The construction of a proper data warehouse requires a non-trivial investment. This investment is made with the expectation of benefits, but these are often difficult to enumerate prior to the warehouse’s construction and subsequent employment. For this reason, the data warehouse requires a leap of faith.
For many years, preparation for this leap was a significant part of the conversation with customers interested in Business Intelligence (BI). Today, in recognition of the data warehouse as a tool for navigating business challenges and uncertainty, the conversation tends to focus on maximizing the impact of BI on the organization.
As customers focus on how best to extract insights from data, there is growing recognition of untapped data resources especially unstructured data. These data remain largely untapped because:
- The value of these data relative to the cost of their processing and storage is low.
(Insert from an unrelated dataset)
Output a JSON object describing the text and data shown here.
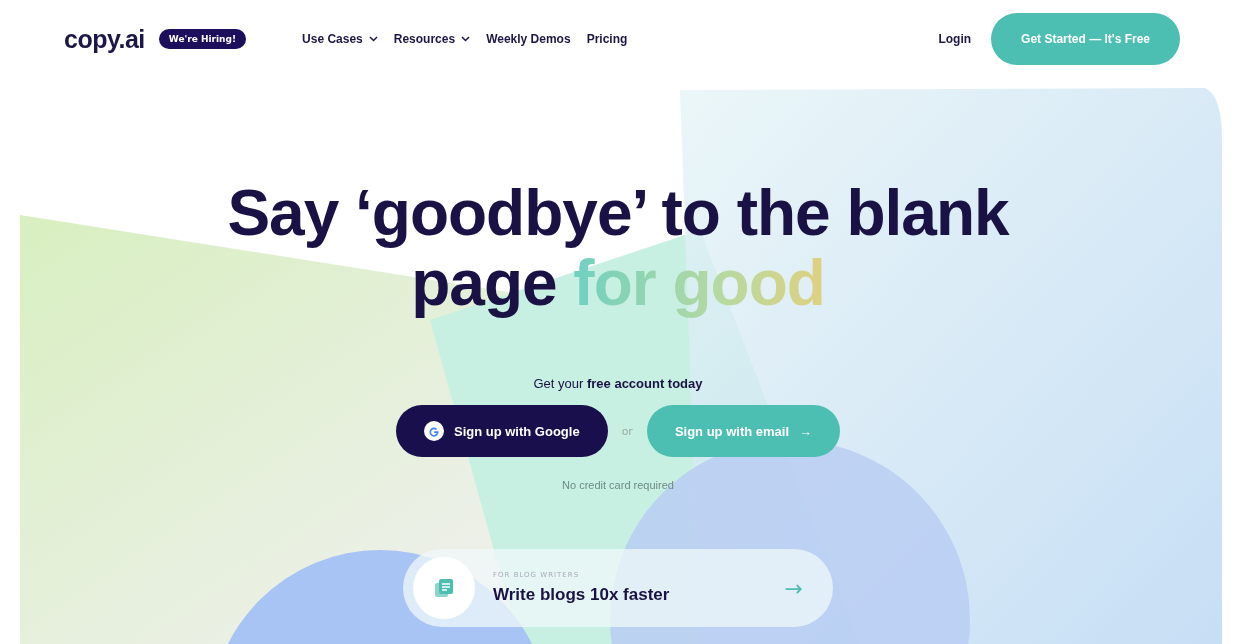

- These data are not easily stored and analyzed within the confines of the traditional data warehouse.
To illustrate these points, consider the data in a web log. These data could be very insightful to a business interested in engaging customers through a website. However, individual data records, holding information on a single page request or single image retrieval, are not likely to be high in value, especially over the longer periods of time in which data are stored in a traditional data warehouse.
Furthermore, the structure of many elements within the log records, such as the URI of the referrer or the query string associated with a requested resource is highly variable in nature. Differing questions posed against these data may require them to be interpreted in differing ways. Significant pre-processing of the data in order to neatly fit it into the traditional data warehouse may be unnecessary or even counter-productive.
Web logs are a commonly cited form of unstructured data. A better term for these data may be complex or mixed-typed data as at some level these data have a well understood and meaningful structure. However, this structure is often as a level of granularity higher than the level at which analysis is to be performed, and it’s this mismatch that leads to the unstructured moniker. Other forms of unstructured data include XML or JSON documents, images, video, or PDF, Word, or HTML documents.
The challenges of working with unstructured data, illustrated in the web log example, are often characterized in terms of four Vs. The four Vs are identified as:
- Volume – Defined as the total number of bytes associated with the data. Unstructured data are estimated to account for 70-85% of the data in existence and the overall volume of data is rising.
- Velocity – Defined as the pace at which the data are to be consumed. As volumes rise, the value of individual data points tend to more rapidly diminish over time.
- Variety – Defined as the complexity of the data in this class. This complexity eschews traditional means of analysis.
- Variability – Defined as the differing ways in which the data may be interpreted. Differing questions require differing interpretations.
The four Vs articulate the broad challenges of working with unstructured data, but the dominant challenge tends to be in terms of data volume. As a result, the effort to extract insights from unstructured data is often referred to as Big Data.
Because of the challenges of the four Vs, Big Data necessitates an alternative approach to Business Intelligence. This alternative approach, which we might refer to as the unstructured data warehouse or the Big Data warehouse, does not invalidate the traditional data warehouse but does acknowledge its limitations in extracting insights from the full range of available data resources. What exactly is the unstructured data warehouse and how it will relate to the traditional (structured) data warehouse has yet to be determined, but ideas are beginning to coalesce around distributed, algorithmic technologies such as Apache Hadoop.